Providing adolescents with advance doses of emergency contraception neither increases their likelihood of having unprotected sex nor negatively affects their use of condoms or hormonal contraceptives, according to a longitudinal study of 15-20-year-old women in Pennsylvania.1 Moreover, adolescents who have been provided with an advance dose of emergency contraception use it significantly sooner than those who have been educated about the method but must obtain it from a provider after unprotected sex.
The study included 301 sexually active women aged 15-20, who were recruited at a hospital-based adolescent health clinic in urban Pennsylvania in 1997-2001. Participants completed baseline interviews and were randomly assigned to either a control or an intervention group. All participants received instruction on how to obtain and use emergency contraception, and those in the intervention group were given one advance dose and access to two additional doses upon request at any time during the study.
In six monthly follow-up interviews conducted over the telephone, participants were asked about instances of unprotected sex, contraceptive use and method choice during the past month and at last sex. Follow-up interviews also addressed emergency contraceptive use and newly identified pregnancies and sexually transmitted diseases. The researchers used appropriate statistical tests to examine differences between the intervention and control groups at the bivariate level and constructed logistic regression models to identify independent predictors of emergency contraceptive use.
At baseline, the control and intervention groups did not differ significantly with respect to their demographic and reproductive health characteristics. The majority of participants were black (57%), were attending high school (59%) and lived in their family home (72%); nearly half received publicly funded health insurance coverage. The women’s mean age was 17 years, and their mean age at first sex was 15. Seventy-five percent of participants reported having used a contraceptive at last sex; 73% had used a condom. Sixty-nine percent had heard of emergency contraception, 20% had ever been pregnant and 30% had had a sexually transmitted disease.
One month after enrollment, adolescents’ use of condoms and regular hormonal contraceptives did not vary significantly between the intervention and control groups: In the past month, 28-32% had had unprotected sex, 68-70% had used condoms and 39-42% had used a hormonal contraceptive; at last intercourse, 19-20% reported having used no protection, 78-79% condoms and 39-41% hormonal contraceptives. These proportions remained generally consistent at the six-month follow-up, but condom use in the past month became significantly more common among women in the intervention group than among controls (77% vs. 62%).
However, the women differed in their use of emergency contraception: At one month, a significantly higher proportion of women in the intervention group than of those in the control group had used emergency contraception (15% vs. 8%), although this difference was not significant at the six-month follow-up. Participants who had received an advance dose of emergency contraception reported a significantly shorter interval between unprotected sex and the start of treatment than those who had not received an advance dose (11 hours vs. 21 hours).

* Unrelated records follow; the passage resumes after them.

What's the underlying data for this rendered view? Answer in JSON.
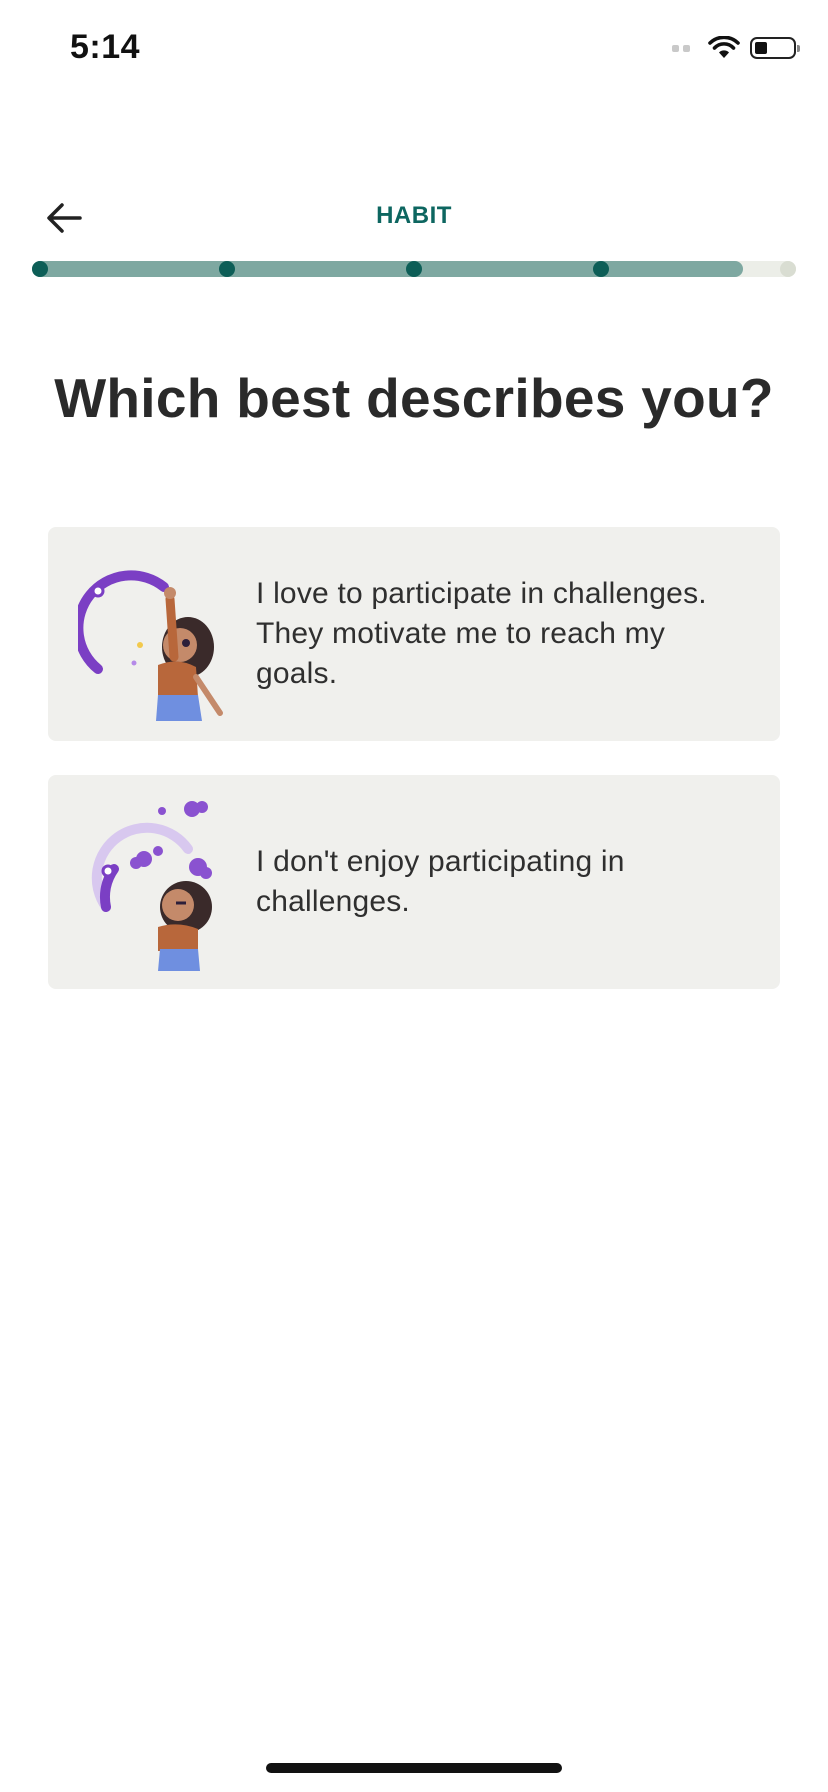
{
  "status_bar": {
    "time": "5:14"
  },
  "header": {
    "title": "HABIT",
    "back_icon": "arrow-left-icon"
  },
  "progress": {
    "fraction": 0.93,
    "steps_total": 5,
    "steps_completed": 4
  },
  "question": "Which best describes you?",
  "options": [
    {
      "text": "I love to participate in challenges. They motivate me to reach my goals.",
      "illustration": "woman-reaching-goal-illustration"
    },
    {
      "text": "I don't enjoy participating in challenges.",
      "illustration": "woman-frustrated-illustration"
    }
  ],
  "colors": {
    "accent": "#0d6660",
    "progress_fill": "#7ea8a1",
    "card_background": "#f0f0ed",
    "illustration_purple": "#7b3fc4"
  }
}
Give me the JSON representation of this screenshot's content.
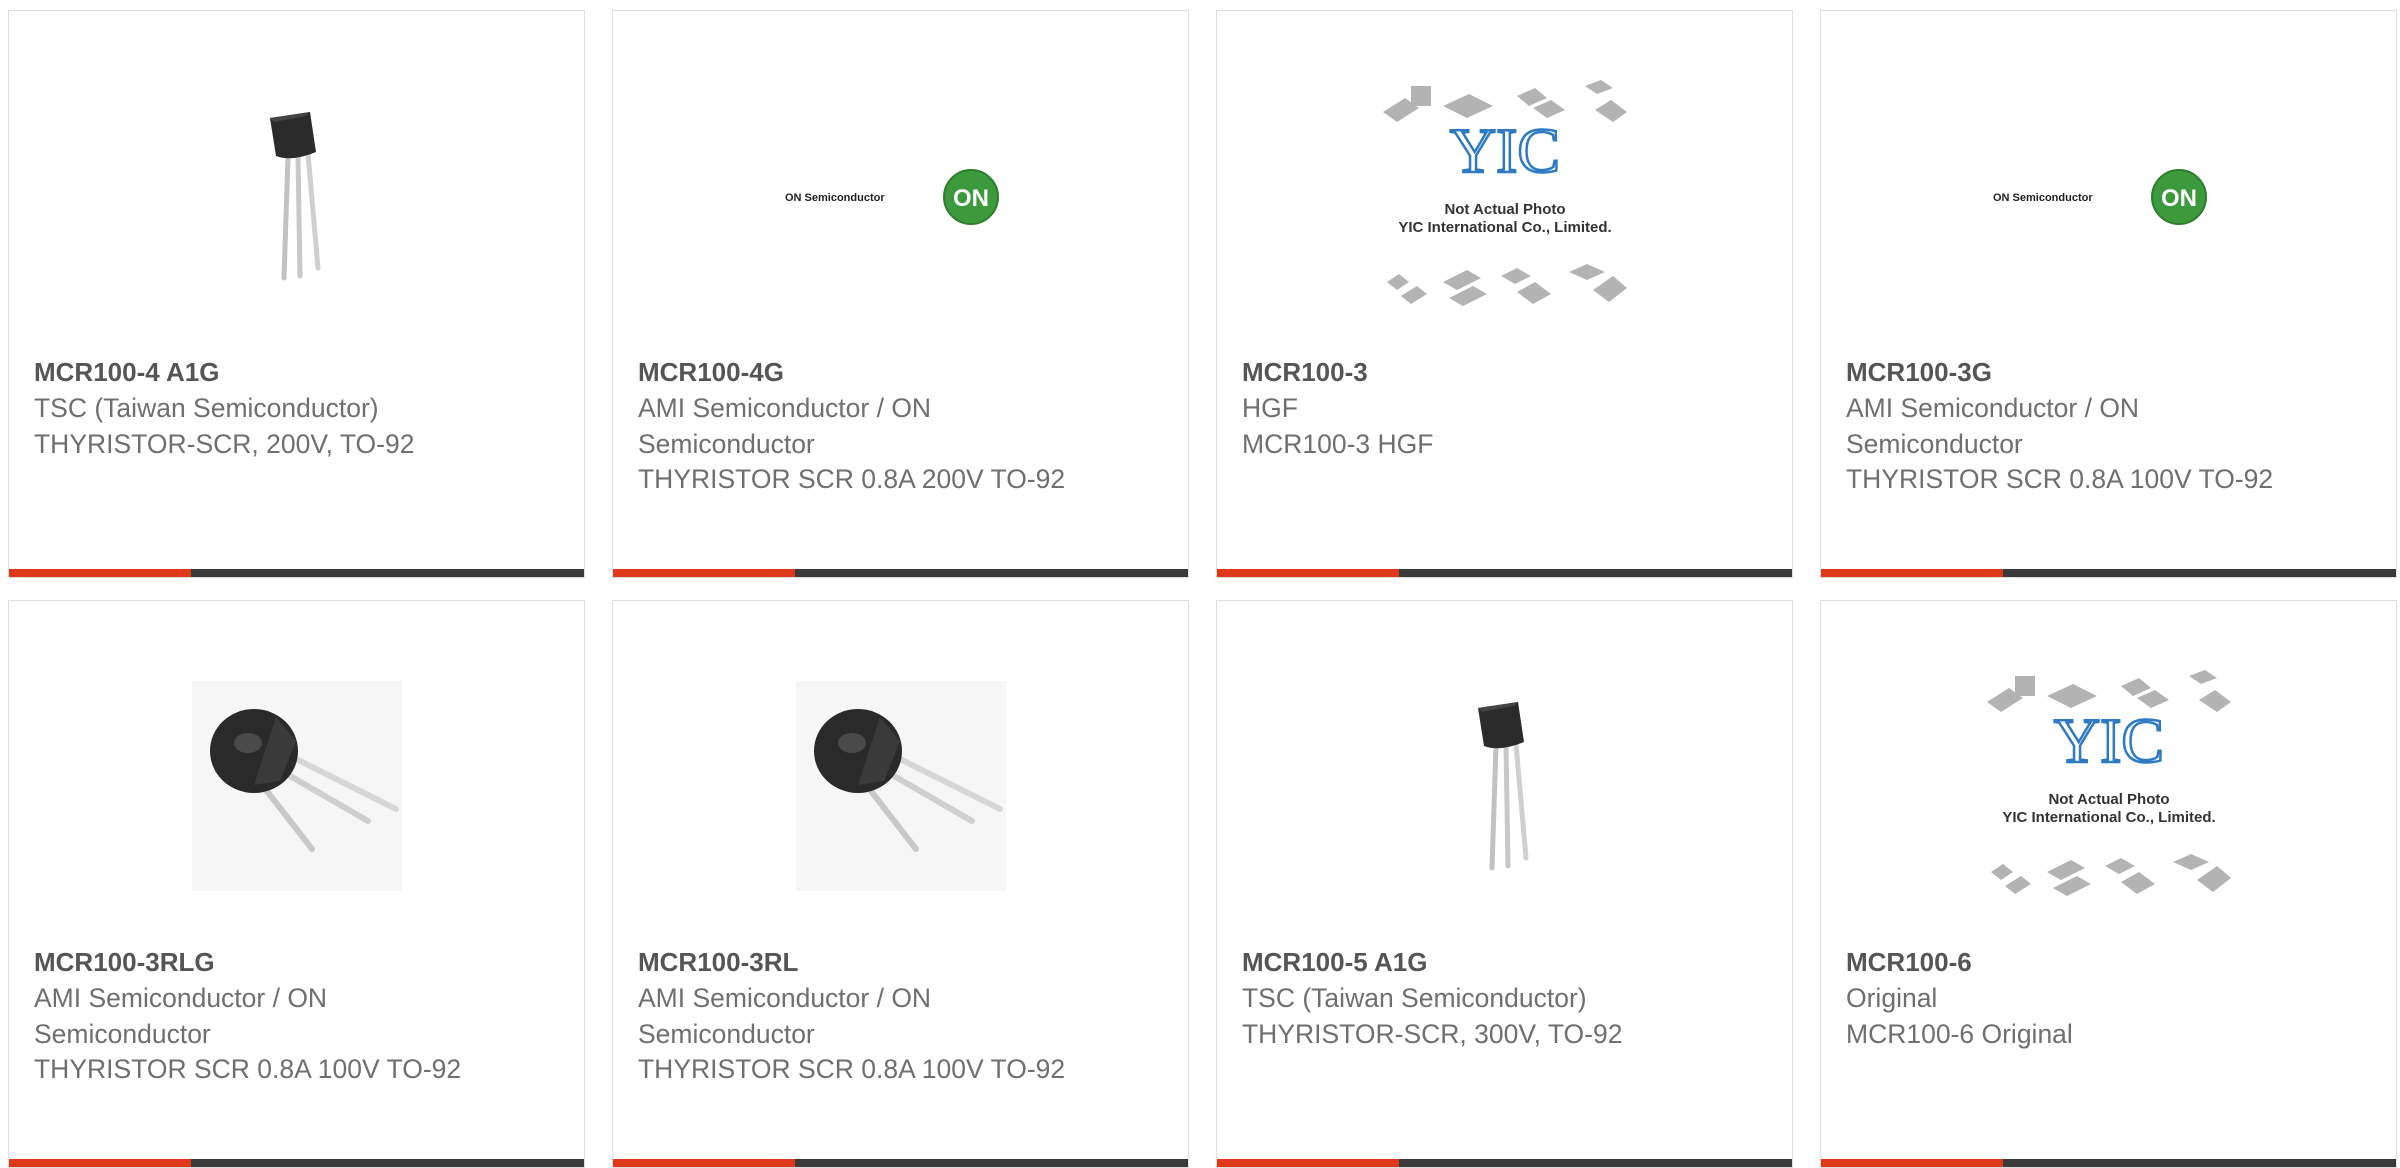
{
  "products": [
    {
      "part": "MCR100-4 A1G",
      "manufacturer": "TSC (Taiwan Semiconductor)",
      "description": "THYRISTOR-SCR, 200V, TO-92",
      "image": "to92-vertical-icon"
    },
    {
      "part": "MCR100-4G",
      "manufacturer": "AMI Semiconductor / ON Semiconductor",
      "description": "THYRISTOR SCR 0.8A 200V TO-92",
      "image": "on-semiconductor-logo"
    },
    {
      "part": "MCR100-3",
      "manufacturer": "HGF",
      "description": "MCR100-3 HGF",
      "image": "yic-placeholder"
    },
    {
      "part": "MCR100-3G",
      "manufacturer": "AMI Semiconductor / ON Semiconductor",
      "description": "THYRISTOR SCR 0.8A 100V TO-92",
      "image": "on-semiconductor-logo"
    },
    {
      "part": "MCR100-3RLG",
      "manufacturer": "AMI Semiconductor / ON Semiconductor",
      "description": "THYRISTOR SCR 0.8A 100V TO-92",
      "image": "to92-angled-icon"
    },
    {
      "part": "MCR100-3RL",
      "manufacturer": "AMI Semiconductor / ON Semiconductor",
      "description": "THYRISTOR SCR 0.8A 100V TO-92",
      "image": "to92-angled-icon"
    },
    {
      "part": "MCR100-5 A1G",
      "manufacturer": "TSC (Taiwan Semiconductor)",
      "description": "THYRISTOR-SCR, 300V, TO-92",
      "image": "to92-vertical-icon"
    },
    {
      "part": "MCR100-6",
      "manufacturer": "Original",
      "description": "MCR100-6 Original",
      "image": "yic-placeholder"
    }
  ],
  "logo_texts": {
    "on_brand": "ON Semiconductor",
    "on_mark": "ON",
    "yic_brand": "YIC",
    "yic_line1": "Not Actual Photo",
    "yic_line2": "YIC International Co., Limited."
  },
  "colors": {
    "accent": "#e0391a",
    "bar": "#3a3a3a",
    "title": "#555555",
    "text": "#6f6f6f",
    "on_green": "#3c9a3c",
    "yic_blue": "#2e7bc4"
  }
}
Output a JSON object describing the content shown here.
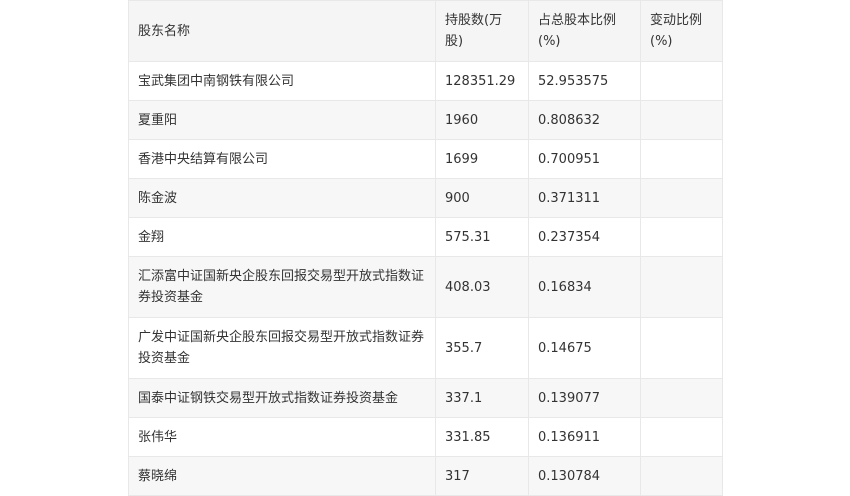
{
  "table": {
    "headers": [
      "股东名称",
      "持股数(万股)",
      "占总股本比例(%)",
      "变动比例(%)"
    ],
    "rows": [
      {
        "name": "宝武集团中南钢铁有限公司",
        "shares": "128351.29",
        "ratio": "52.953575",
        "change": ""
      },
      {
        "name": "夏重阳",
        "shares": "1960",
        "ratio": "0.808632",
        "change": ""
      },
      {
        "name": "香港中央结算有限公司",
        "shares": "1699",
        "ratio": "0.700951",
        "change": ""
      },
      {
        "name": "陈金波",
        "shares": "900",
        "ratio": "0.371311",
        "change": ""
      },
      {
        "name": "金翔",
        "shares": "575.31",
        "ratio": "0.237354",
        "change": ""
      },
      {
        "name": "汇添富中证国新央企股东回报交易型开放式指数证券投资基金",
        "shares": "408.03",
        "ratio": "0.16834",
        "change": ""
      },
      {
        "name": "广发中证国新央企股东回报交易型开放式指数证券投资基金",
        "shares": "355.7",
        "ratio": "0.14675",
        "change": ""
      },
      {
        "name": "国泰中证钢铁交易型开放式指数证券投资基金",
        "shares": "337.1",
        "ratio": "0.139077",
        "change": ""
      },
      {
        "name": "张伟华",
        "shares": "331.85",
        "ratio": "0.136911",
        "change": ""
      },
      {
        "name": "蔡晓绵",
        "shares": "317",
        "ratio": "0.130784",
        "change": ""
      }
    ]
  }
}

The researchers used separate regression models, all of which controlled for study group and contraceptive method, to assess independent predictors of emergency contraceptive use. One model controlled for unprotected sex, one for sexual and reproductive history, and one for awareness of and expected need for emergency contraception. Results of the second model revealed that women who had ever been pregnant had elevated odds of using emergency contraception at some point during the study (odds ratio, 3.5). No other significant predictions of emergency contraceptive use were identified.
The researchers acknowledge several limitations, including the fact that participants who received an advance dose had to return to the study office for additional doses, which may in part explain the similarities in use patterns between the two study groups at six months. They recommend that adolescents be provided with advance doses of emergency contraception, because "doing so increases the likelihood that it will be taken during the most effective time frame without having an adverse effect on sexual or contraceptive risk-taking behavior."
—R. MacLean
REFERENCE
1. Gold MA et al., The effects of advance provision of emergency contraception on adolescent women’s sexual and contraceptive behaviors, Journal of Pediatric and Adolescent Gynecology, 2004, 17(2):87-96.